In Prime Minister Narendra Modi’s first term, this was seen in his government’s response to a terror group attack on an Army base in Uri in Kashmir that killed 19 Indian soldiers and then again following the terror group attack in Pulwama that killed 40. “On the western front, the long-standing challenge of cross-border terrorism now elicits more befitting responses,” Jaishankar said. “Believe me, Uri and Balakot send their own message.”

While the minister did not elaborate in his remarks this week about the content of that messaging, in earlier years, Jaishankar explained, “Today, people see a different India that is willing to stand up… Today, the forces which indulged in cross-border terrorism against India for decades and which India tolerated, they now know this is a different India and this India will give them a reply.”

Lt. Gen. (retd.) Vinod Bhatia, now head of the Center for Joint Warfare Studies in New Delhi, similarly stressed that India’s first airstrike within Pakistan since 1971 signaled that “if you cross…the Lakshman Rekha [India’s ‘redline’], then you pay for it.”

Such rhetoric has a certain domestic political and strategic logic to it, and the mix likely varies depending on the speaker. Politically, the ruling BJP has sought to emphasize that their rule ushered in a break from the past. In the aftermath of the Hamas attack on October 7, 2023, the BJP tweeted a video comparing the terror attacks in Israel with prior terror attacks on India. The tweet said, “What Israel is facing today, India suffered between 2004-14. Never forgive, never forget…”

Strategically, such messaging seeks to reinforce the expectation that terror attacks in India — at least of a certain size — will cause Indian retaliation. That certainty would then dispel any false optimism on the part of plotters outside India that New Delhi would tolerate the attack. The goal is to reinforce deterrence and prevent attacks in the first place.

However, the danger with such clear signaling is that if an attack occurs that exceeds the Uri threshold — where 19 Indian soldiers were killed — this will put strong pressure on the Indian state to retaliate, even when the strategic logic might suggest that inaction is wise. Punitive strikes are costly and dangerous, and not every provocative act — even deadly ones — merits the risks of war.

Political scientists have explained that sometimes politicians opt to make public commitments to act as a way to generate potential “audience costs.” By making public commitments, they ensure domestic political consequences for deviating from their promised foreign policy approach. These public commitments in turn make threats more credible precisely because they increase the incentives to fulfill the threats if red lines are breached.

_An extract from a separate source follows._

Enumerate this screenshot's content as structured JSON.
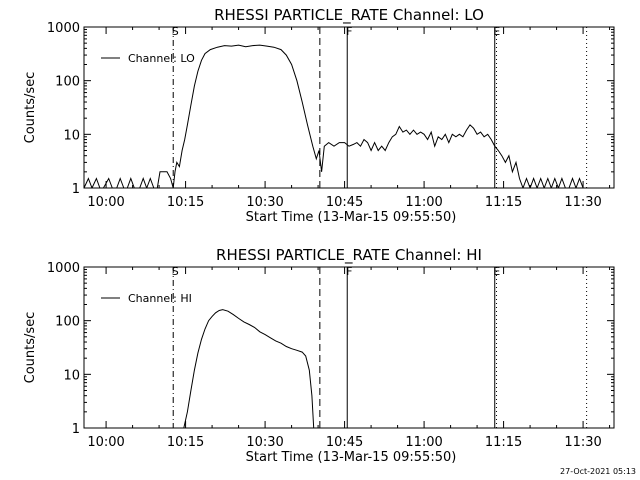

The current government emphasizes that its election in 2014 brought about a shift, stressing that Modi’s government has kept Indians safe from terror that the prior UPA government was unable to deter. By entangling India’s counterterror success with Modi’s reputation, this rhetoric means that a future attack could generate domestic political pressures alongside any strategic incentives for a hardline Indian response. Such a scenario recalls Scott Sagan, who has cautioned that deterrence messaging can generate a “commitment trap” that limits policymaker freedom of action in a crisis.

Such a crisis may come, despite the growing Indian military conventional advantages over Pakistan.

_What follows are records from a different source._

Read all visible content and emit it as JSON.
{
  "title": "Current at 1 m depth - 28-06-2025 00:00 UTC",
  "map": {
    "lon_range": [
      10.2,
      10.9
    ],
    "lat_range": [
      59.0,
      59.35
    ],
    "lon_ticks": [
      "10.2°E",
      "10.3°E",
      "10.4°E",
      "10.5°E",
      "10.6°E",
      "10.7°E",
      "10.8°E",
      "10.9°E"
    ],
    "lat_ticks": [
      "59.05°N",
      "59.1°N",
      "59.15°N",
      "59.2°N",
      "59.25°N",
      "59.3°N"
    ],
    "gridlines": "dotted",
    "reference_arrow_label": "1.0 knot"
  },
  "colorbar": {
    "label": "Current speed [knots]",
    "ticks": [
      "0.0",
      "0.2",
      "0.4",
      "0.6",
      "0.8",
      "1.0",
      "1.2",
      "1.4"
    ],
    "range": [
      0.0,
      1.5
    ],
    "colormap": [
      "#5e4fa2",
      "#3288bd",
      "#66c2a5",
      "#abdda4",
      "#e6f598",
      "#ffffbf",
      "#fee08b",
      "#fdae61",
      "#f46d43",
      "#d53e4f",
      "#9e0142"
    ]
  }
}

The last major terror attack on India took place in Mumbai in 2008, during a period of considerable civil-military tumult in Pakistan. While our understanding of the Pakistani government’s role in that attack is still limited, some believe that the Pakistani military leadership did not control its militant groups adequately because it was distracted by other crises. The government in Pakistan today is likely to be distracted again because of a new round of civil-military turmoil.

If a terror attack comes that kills Indian security personnel or civilians, it will be worthy of condemnation. That is not the issue. The question is whether the memory and myth of Balakot, as stressed by Indian officials this week and since 2019, will make escalation more appealing and de-escalation harder for Indian leaders when confronting the next crisis. If so, the wisdom of this rhetorical path will come to the test.